Course Dinner, Lunch, Main Course, Salad
Cuisine American
Diet Gluten Free, Vegan, Vegetarian
Keyword avocado, cobb salad, corn, tempeh
Dietary Preference dairy free, Gluten-Free, low FODMAP, nut free, vegan, vegetarian
Prep Time 15 minutes
Cook Time 5 minutes
Marinating 1 hour
Total Time 1 hour 20 minutes
Servings 4 servings

Ingredients

Tempeh "Bacon"

  • 1 package tempeh sliced into 1/2 cm (1/4 inch) slices
  • ¼ cup gluten free tamari or soy sauce
  • 2 tablespoons pure maple syrup
  • 1 tablespoon apple cider vinegar
  • 1 teaspoon ground cumin
  • ½ teaspoon smoked paprika
  • 1 tablespoon avocado oil for cooking

Red Wine Vinaigrette

  • ¼ cup red wine vinegar
  • ¼ cup avocado oil or extra virgin olive oil
  • 2 tablespoons Dijon mustard
  • 2 teaspoons dried oregano
  • 1 teaspoon salt
  • freshly cracked pepper

Salad Assembly

  • 2 hearts of romaine or 1 head romaine, chopped
  • 2 cups diced cucumber
  • cups thawed corn kernels
  • 2 small Roma tomatoes deseeded and diced
  • 1 cup low FODMAP vegan cheese, crumbled like Violife feta
  • ½ small avocado sliced
  • ¼ cup chopped chives

Instructions

Tempeh "Bacon"

  • In a sealable glass container, whisk up tamari, maple syrup, apple cider vinegar, cumin and smoked paprika. Add sliced tempeh, sealand gently invert to coat tempeh with marinade. Marinate on counter for up to 1 hour or in the fridge for up to a day.
  • When ready to cook, heat avocado oil in a nonstick skillet on medium heat. Frry tempeh until golden brown on both sides, about 2-4 minutes a side.

Red Wine Vinaigrette

  • In a jam jar, shake up red wine vinegar, oil, Dijon, oregano, salt and pepper.
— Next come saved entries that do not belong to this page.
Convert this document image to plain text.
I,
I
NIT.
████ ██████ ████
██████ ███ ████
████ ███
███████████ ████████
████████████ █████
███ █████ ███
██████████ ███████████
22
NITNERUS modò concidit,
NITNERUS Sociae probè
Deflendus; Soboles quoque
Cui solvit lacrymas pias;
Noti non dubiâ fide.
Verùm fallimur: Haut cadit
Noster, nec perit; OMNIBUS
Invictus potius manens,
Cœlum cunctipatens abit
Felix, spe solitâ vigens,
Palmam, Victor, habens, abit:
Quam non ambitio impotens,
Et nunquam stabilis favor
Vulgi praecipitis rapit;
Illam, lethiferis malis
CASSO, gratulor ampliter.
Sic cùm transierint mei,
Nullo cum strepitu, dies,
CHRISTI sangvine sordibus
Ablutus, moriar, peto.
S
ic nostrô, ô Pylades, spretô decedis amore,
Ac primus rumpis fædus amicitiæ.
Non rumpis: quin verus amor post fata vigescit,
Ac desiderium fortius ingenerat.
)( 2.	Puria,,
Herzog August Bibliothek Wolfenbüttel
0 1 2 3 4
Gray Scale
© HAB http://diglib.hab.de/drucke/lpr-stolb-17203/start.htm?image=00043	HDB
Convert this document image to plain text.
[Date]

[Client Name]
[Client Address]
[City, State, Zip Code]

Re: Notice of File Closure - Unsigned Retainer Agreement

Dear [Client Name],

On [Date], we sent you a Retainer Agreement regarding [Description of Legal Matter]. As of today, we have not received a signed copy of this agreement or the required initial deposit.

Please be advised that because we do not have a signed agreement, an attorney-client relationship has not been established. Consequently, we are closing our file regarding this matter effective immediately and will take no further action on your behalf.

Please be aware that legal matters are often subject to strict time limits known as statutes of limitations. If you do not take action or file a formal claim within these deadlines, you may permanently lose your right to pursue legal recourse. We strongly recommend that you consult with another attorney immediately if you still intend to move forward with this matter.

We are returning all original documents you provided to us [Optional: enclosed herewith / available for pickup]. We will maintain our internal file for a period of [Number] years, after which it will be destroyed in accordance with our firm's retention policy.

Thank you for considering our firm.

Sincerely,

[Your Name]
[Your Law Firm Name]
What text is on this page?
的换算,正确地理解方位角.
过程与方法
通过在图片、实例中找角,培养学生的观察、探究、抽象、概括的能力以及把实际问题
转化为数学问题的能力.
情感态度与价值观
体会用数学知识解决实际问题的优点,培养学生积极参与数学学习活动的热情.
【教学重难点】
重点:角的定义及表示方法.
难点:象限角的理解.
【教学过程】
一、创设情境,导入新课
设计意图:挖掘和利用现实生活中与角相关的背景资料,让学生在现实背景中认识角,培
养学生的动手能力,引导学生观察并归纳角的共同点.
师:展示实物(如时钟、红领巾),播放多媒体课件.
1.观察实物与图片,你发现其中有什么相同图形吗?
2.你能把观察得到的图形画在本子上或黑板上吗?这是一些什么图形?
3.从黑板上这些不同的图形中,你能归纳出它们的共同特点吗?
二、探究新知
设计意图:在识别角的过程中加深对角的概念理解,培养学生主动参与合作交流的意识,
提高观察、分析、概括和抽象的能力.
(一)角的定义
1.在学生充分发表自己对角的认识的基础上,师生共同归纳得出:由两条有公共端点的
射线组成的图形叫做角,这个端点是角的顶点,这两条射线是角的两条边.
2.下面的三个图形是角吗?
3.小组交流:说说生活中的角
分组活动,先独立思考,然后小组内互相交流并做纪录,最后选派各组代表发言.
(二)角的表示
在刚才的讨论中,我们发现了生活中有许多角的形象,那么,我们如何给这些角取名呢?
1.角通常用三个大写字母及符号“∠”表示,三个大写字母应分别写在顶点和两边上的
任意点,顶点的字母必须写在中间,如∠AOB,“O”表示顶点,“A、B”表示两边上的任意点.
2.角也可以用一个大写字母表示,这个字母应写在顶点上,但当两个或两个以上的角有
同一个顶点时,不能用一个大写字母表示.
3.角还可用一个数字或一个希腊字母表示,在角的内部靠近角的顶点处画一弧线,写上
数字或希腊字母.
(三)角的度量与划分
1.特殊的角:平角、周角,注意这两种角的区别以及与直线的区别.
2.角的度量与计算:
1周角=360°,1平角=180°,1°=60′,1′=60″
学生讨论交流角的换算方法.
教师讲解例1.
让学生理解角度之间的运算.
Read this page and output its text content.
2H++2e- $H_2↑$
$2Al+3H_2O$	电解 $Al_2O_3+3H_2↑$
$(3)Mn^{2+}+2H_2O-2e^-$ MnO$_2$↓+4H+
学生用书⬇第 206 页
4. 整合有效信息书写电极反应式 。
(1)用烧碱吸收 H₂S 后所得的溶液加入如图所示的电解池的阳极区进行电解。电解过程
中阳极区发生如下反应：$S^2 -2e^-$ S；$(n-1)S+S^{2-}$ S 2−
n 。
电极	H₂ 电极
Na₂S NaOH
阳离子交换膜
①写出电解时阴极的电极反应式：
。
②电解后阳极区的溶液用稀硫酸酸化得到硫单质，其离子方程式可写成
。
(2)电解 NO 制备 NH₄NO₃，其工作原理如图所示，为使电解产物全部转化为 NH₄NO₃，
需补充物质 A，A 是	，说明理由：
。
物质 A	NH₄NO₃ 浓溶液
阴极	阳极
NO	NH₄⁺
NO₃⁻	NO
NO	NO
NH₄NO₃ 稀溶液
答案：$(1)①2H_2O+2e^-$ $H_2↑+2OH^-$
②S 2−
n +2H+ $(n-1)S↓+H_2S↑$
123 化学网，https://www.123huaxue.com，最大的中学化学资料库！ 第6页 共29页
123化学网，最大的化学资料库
Set aside.

Salad Assembly

  • In a medium bowl, toss romaine with half the dressing. Arrange on a platter.
  • Top with cucumber, corn, tomatoes, cheeze and avocado. Sprinkle over chives and remaining dressing and serve.

Notes

Avocado is low FODMAP in a 1/8 fruit serve, watch your portion! 1/2 an avocado should serve 4 people.